11 июня
Написав Мясковскому длинное письмо с отзывом о «Петрушке», я спустился из моей коморки и отправился с Николаем Васильевичем - он с визитом в русское посольство, я смотреть Hyde Park. По дороге на Oxford Street забрели в несколько магазинов, а когда Андреев уехал в посольство я, вместо парка, пошёл прямо по большим улицам по Риджен-стриту, по Пикадилли, глазея по сторонам и останавливаясь у витрин магазинов.
Бросалось в глаза обилие контор океанских пароходных обществ, у которых в витрине красовались огромные, художественно выделанные модели океанских кораблей (иногда в разрезе, со всеми внутренностями), а также висели яркие картины Индии и Америки, и лежали соответствующие путеводители и брошюры. Таких аппетитных, манящих вдаль витрин, не найдёшь ни в Питере, ни даже в Париже, и благодаря им Лондон казался как-то ближе ко всему миру, а поездка куда-нибудь в Индию или Южную Америку, столь маловероятная для россиянина, казалась здесь естественной и простой. Затем ещё одно различие между серьёзным Лондоном и весёлым Парижем: здесь я с величайшим трудом сыскал магазин с элегантными открытками, между тем в Париже они на каждом углу.

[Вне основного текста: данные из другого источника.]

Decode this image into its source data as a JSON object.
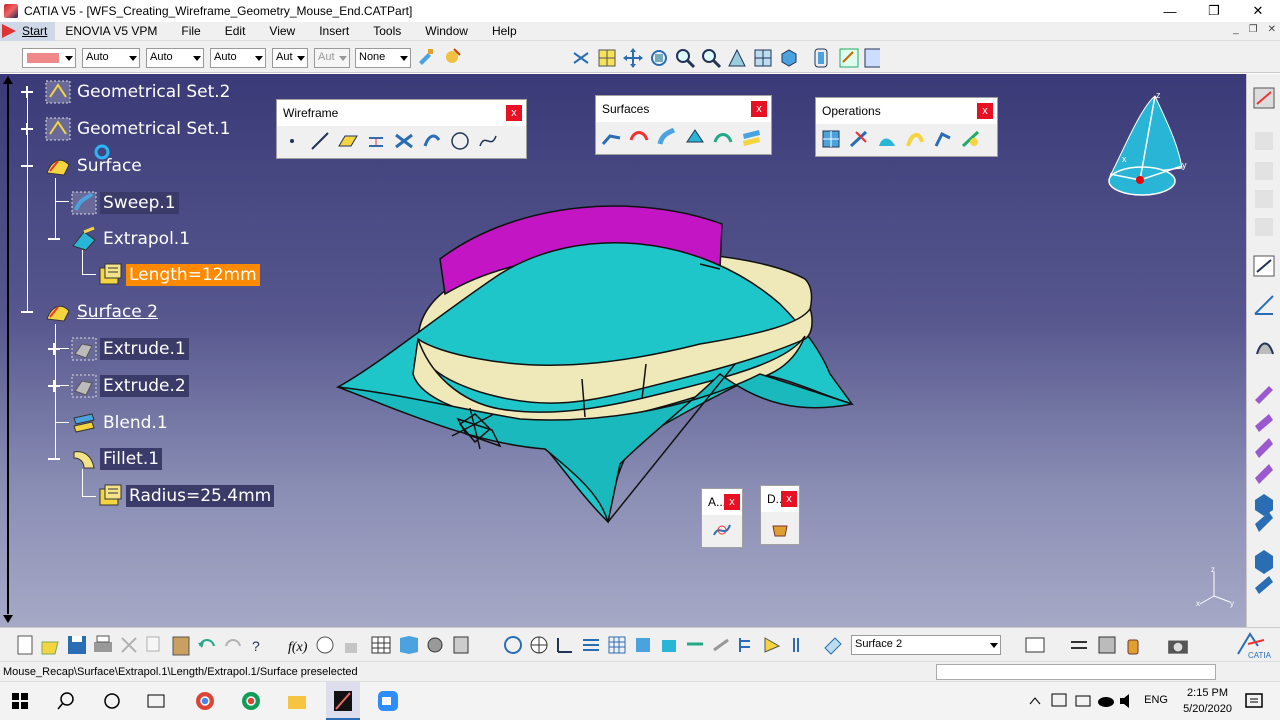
{
  "window": {
    "title": "CATIA V5 - [WFS_Creating_Wireframe_Geometry_Mouse_End.CATPart]",
    "minimize_icon": "minimize-icon",
    "maximize_icon": "restore-icon",
    "close_icon": "close-icon"
  },
  "menubar": {
    "start": "Start",
    "items": [
      "ENOVIA V5 VPM",
      "File",
      "Edit",
      "View",
      "Insert",
      "Tools",
      "Window",
      "Help"
    ]
  },
  "toolbar": {
    "color_swatch": "#f08a8a",
    "combos": [
      "Auto",
      "Auto",
      "Auto",
      "Aut",
      "Aut",
      "None"
    ]
  },
  "tree": {
    "nodes": [
      {
        "label": "Geometrical Set.2",
        "icon": "geometrical-set-icon",
        "expander": "plus"
      },
      {
        "label": "Geometrical Set.1",
        "icon": "geometrical-set-icon",
        "expander": "plus"
      },
      {
        "label": "Surface",
        "icon": "surface-set-icon",
        "expander": "minus"
      },
      {
        "label": "Sweep.1",
        "icon": "sweep-icon"
      },
      {
        "label": "Extrapol.1",
        "icon": "extrapol-icon",
        "expander": "minus"
      },
      {
        "label": "Length=12mm",
        "icon": "parameter-icon"
      },
      {
        "label": "Surface 2",
        "icon": "surface-set-icon",
        "expander": "minus"
      },
      {
        "label": "Extrude.1",
        "icon": "extrude-icon",
        "expander": "plus"
      },
      {
        "label": "Extrude.2",
        "icon": "extrude-icon",
        "expander": "plus"
      },
      {
        "label": "Blend.1",
        "icon": "blend-icon"
      },
      {
        "label": "Fillet.1",
        "icon": "fillet-icon",
        "expander": "minus"
      },
      {
        "label": "Radius=25.4mm",
        "icon": "parameter-icon"
      }
    ]
  },
  "panels": {
    "wireframe": {
      "title": "Wireframe",
      "close": "x"
    },
    "surfaces": {
      "title": "Surfaces",
      "close": "x"
    },
    "operations": {
      "title": "Operations",
      "close": "x"
    },
    "small_a": {
      "title": "A...",
      "close": "x"
    },
    "small_d": {
      "title": "D...",
      "close": "x"
    }
  },
  "colors": {
    "surface_cyan": "#1fc6c9",
    "band_cream": "#efe8b8",
    "band_magenta": "#c415c4",
    "highlight": "#ff8a00"
  },
  "bottom": {
    "current_set": "Surface 2"
  },
  "status": {
    "text": "Mouse_Recap\\Surface\\Extrapol.1\\Length/Extrapol.1/Surface  preselected"
  },
  "taskbar": {
    "lang": "ENG",
    "time": "2:15 PM",
    "date": "5/20/2020"
  }
}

Незаметно для самого себя я добрёл до вокзала Черринг-Кросс и, сообразив, что пора завтракать, сел на верхушку автобуса, которыми я научился пользоваться так же, как в Париже метрополитеном, и приехал домой. После завтрака меня послали осматривать Вестминстерское аббатство. Сообразив по плану, что я могу пройти туда парками, Hyde Park и St.James Park, я решил отправиться пешком, хотя это и составляло шесть вёрст.
Бодро прошагав Хайд-Парк, я наткнулся на огромную толпу и на цепь солдат, не пропускавших эту толпу. Оказалось, ждали проезда короля и французского президента, посетившего Лондон. Прождав полчаса, частью из любопытства, но главным образом, из-за невозможности пройти, я был свидетелем проезда Георга и Пуанкарэ, проследовавших в пышных старинных каретах. Толпа приветствовала их криками, а оркестр грянул «Марсельезу», сменив её через три такта английским гимном.

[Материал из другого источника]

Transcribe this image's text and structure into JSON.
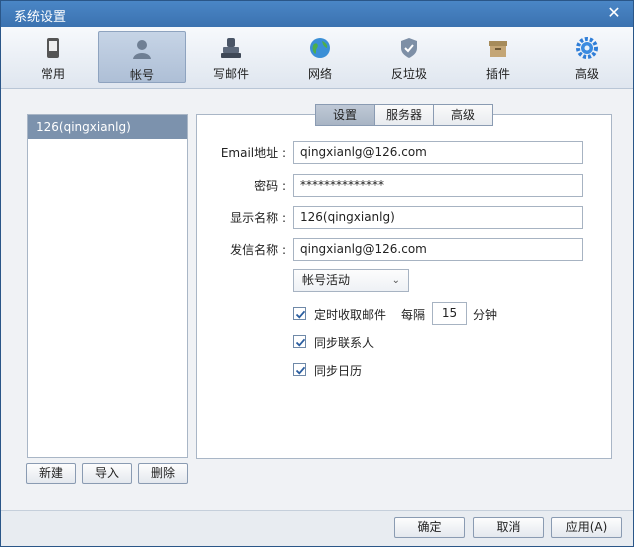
{
  "window": {
    "title": "系统设置",
    "close": "✕"
  },
  "toolbar": {
    "items": [
      {
        "label": "常用",
        "icon": "phone-icon"
      },
      {
        "label": "帐号",
        "icon": "user-icon"
      },
      {
        "label": "写邮件",
        "icon": "stamp-icon"
      },
      {
        "label": "网络",
        "icon": "globe-icon"
      },
      {
        "label": "反垃圾",
        "icon": "shield-icon"
      },
      {
        "label": "插件",
        "icon": "box-icon"
      },
      {
        "label": "高级",
        "icon": "gear-icon"
      }
    ],
    "active_index": 1
  },
  "accounts": {
    "items": [
      "126(qingxianlg)"
    ],
    "buttons": {
      "new": "新建",
      "import": "导入",
      "delete": "删除"
    }
  },
  "tabs": {
    "items": [
      "设置",
      "服务器",
      "高级"
    ],
    "active_index": 0
  },
  "form": {
    "email_label": "Email地址 :",
    "email_value": "qingxianlg@126.com",
    "password_label": "密码 :",
    "password_value": "**************",
    "display_label": "显示名称 :",
    "display_value": "126(qingxianlg)",
    "sender_label": "发信名称 :",
    "sender_value": "qingxianlg@126.com",
    "activity_select": "帐号活动",
    "auto_receive_label": "定时收取邮件",
    "auto_receive_checked": true,
    "interval_prefix": "每隔",
    "interval_value": "15",
    "interval_unit": "分钟",
    "sync_contacts_label": "同步联系人",
    "sync_contacts_checked": true,
    "sync_calendar_label": "同步日历",
    "sync_calendar_checked": true
  },
  "footer": {
    "ok": "确定",
    "cancel": "取消",
    "apply": "应用(A)"
  }
}
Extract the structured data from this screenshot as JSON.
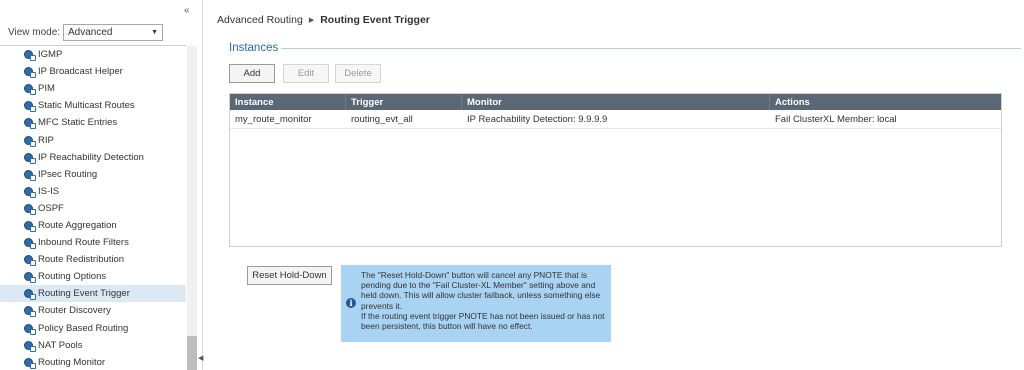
{
  "sidebar": {
    "view_mode_label": "View mode:",
    "view_mode_value": "Advanced",
    "items": [
      {
        "label": "IGMP",
        "active": false
      },
      {
        "label": "IP Broadcast Helper",
        "active": false
      },
      {
        "label": "PIM",
        "active": false
      },
      {
        "label": "Static Multicast Routes",
        "active": false
      },
      {
        "label": "MFC Static Entries",
        "active": false
      },
      {
        "label": "RIP",
        "active": false
      },
      {
        "label": "IP Reachability Detection",
        "active": false
      },
      {
        "label": "IPsec Routing",
        "active": false
      },
      {
        "label": "IS-IS",
        "active": false
      },
      {
        "label": "OSPF",
        "active": false
      },
      {
        "label": "Route Aggregation",
        "active": false
      },
      {
        "label": "Inbound Route Filters",
        "active": false
      },
      {
        "label": "Route Redistribution",
        "active": false
      },
      {
        "label": "Routing Options",
        "active": false
      },
      {
        "label": "Routing Event Trigger",
        "active": true
      },
      {
        "label": "Router Discovery",
        "active": false
      },
      {
        "label": "Policy Based Routing",
        "active": false
      },
      {
        "label": "NAT Pools",
        "active": false
      },
      {
        "label": "Routing Monitor",
        "active": false
      }
    ]
  },
  "breadcrumb": {
    "parent": "Advanced Routing",
    "current": "Routing Event Trigger"
  },
  "instances": {
    "title": "Instances",
    "buttons": {
      "add": "Add",
      "edit": "Edit",
      "delete": "Delete"
    },
    "columns": [
      "Instance",
      "Trigger",
      "Monitor",
      "Actions"
    ],
    "rows": [
      [
        "my_route_monitor",
        "routing_evt_all",
        "IP Reachability Detection: 9.9.9.9",
        "Fail ClusterXL Member: local"
      ]
    ]
  },
  "reset": {
    "button_label": "Reset Hold-Down",
    "hint_line1": "The \"Reset Hold-Down\" button will cancel any PNOTE that is pending due to the \"Fail Cluster-XL Member\" setting above and held down. This will allow cluster failback, unless something else prevents it.",
    "hint_line2": "If the routing event trigger PNOTE has not been issued or has not been persistent, this button will have no effect."
  },
  "colors": {
    "table_header": "#5b6774",
    "accent": "#2a6ab0",
    "hint_bg": "#a9d3f2",
    "active_nav": "#dde8f5"
  },
  "icons": {
    "nav_item": "routing-module-icon",
    "info": "info-icon",
    "collapse": "double-chevron-left-icon",
    "dropdown": "chevron-down-icon"
  }
}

Пройдя симпатичный Сент-Джеймс-Парк, я вступил под сень мрачного Вестминстерского храма. Здесь погребены под его плитами короли, герцоги, полководцы и великие люди Англии. Сплошной ряд художественных памятников украшает все стены и отдельные кельи этого замысловатого здания. Особенно меня поразили лежачие памятники, где прежние властители в полном облачении лежат как-бы в том виде, в каком они покоились на смертном одре. А рядом с ними лежат изваяния их супруг. С чувством некоторого благоговения бродил я между памятниками былого величия, сошедшего в могилу, но всё же дышащего в каждом изгибе мраморной фигуры. Долго я стоял у памятника Генделя и Шекспира. Много так ходил по церкви, любуясь её мрачною, подавляющею красотою. Ушёл я под сильным впечатлением Вестминстерского аббатства.
Затем с моста, перекинутого через мутную Темзу, любовался на красивый Парламент и в кэбе вернулся домой. Милый кэб, специфически английского фасона, на двух больших колёсах и с кучером за спиной над крышей, совсем вымирает в Лондоне, вытесняемый быстрыми и комфортабельными такси. А он мне очень нравится - такой славный и уютный!

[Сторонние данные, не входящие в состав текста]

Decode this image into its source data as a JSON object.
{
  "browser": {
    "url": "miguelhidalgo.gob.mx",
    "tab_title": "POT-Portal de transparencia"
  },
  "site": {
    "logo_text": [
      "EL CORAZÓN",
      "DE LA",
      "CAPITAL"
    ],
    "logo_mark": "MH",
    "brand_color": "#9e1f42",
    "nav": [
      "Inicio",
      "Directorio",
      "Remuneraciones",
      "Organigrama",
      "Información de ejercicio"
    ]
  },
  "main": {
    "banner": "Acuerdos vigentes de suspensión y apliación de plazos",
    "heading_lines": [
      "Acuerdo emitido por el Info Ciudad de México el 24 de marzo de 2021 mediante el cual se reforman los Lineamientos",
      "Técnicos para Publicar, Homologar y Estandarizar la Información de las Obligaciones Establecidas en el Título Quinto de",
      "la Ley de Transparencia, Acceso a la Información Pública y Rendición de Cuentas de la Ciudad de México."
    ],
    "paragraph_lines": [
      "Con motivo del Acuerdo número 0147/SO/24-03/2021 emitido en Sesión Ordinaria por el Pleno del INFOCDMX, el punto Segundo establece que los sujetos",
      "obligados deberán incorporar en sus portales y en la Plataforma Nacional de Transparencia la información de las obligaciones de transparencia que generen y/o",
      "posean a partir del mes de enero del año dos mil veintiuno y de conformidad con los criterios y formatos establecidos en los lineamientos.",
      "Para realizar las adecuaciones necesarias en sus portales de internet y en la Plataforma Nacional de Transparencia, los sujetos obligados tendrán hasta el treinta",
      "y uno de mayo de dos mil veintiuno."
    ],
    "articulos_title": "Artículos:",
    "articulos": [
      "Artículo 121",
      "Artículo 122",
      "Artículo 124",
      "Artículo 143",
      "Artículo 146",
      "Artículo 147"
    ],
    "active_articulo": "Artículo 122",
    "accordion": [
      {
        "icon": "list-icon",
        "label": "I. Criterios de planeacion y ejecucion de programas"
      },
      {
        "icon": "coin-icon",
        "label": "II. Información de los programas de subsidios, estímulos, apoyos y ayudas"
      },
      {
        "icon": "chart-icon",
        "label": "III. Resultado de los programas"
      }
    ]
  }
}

После обеда Андреев предложил мне приехать в Дрюрилейн на первое представление «Бориса». Билеты были все проданы по сумасшедшим ценам, но можно было потолкаться за кулисами. Это было мне интересно и я отправился. Меня едва-едва пропустили как постороннее лицо, и несколько раз старались удалить.
Шаляпин - артист, перед которым я преклоняюсь - очень волновался, так как это был его первый выход перед английской публикой. Он, как зверь в клетке, ходил за кулисой перед тем, как появиться на сцене. Но успех был огромный. За кулисами я сидел со Штейманом; мы сговаривались с ним посмотреть вместе на Лондон и окрестности, благо ни он, ни я их не видали. Кроме того, оба мы не владели языком, вдвоём всё-таки не так страшно...
В антракте я зашёл в фойе и любовался на шикарнейшую публику. Лондонская премьера - чего же шикарней! И действительно - публика блестящая. Особенно хороши лондонские джентльмены. И если Париж перещеголяет Лондон дамскими туалетами, то он уступит безукоризненности английских кавалеров. Вспоминал Макса.
«Борис» - прекрасная опера. Мусоргский по-настоящему понимал сцену, так именно и следует писать. Я ужасно хочу писать оперу. У меня будет хорошая, настоящая опера!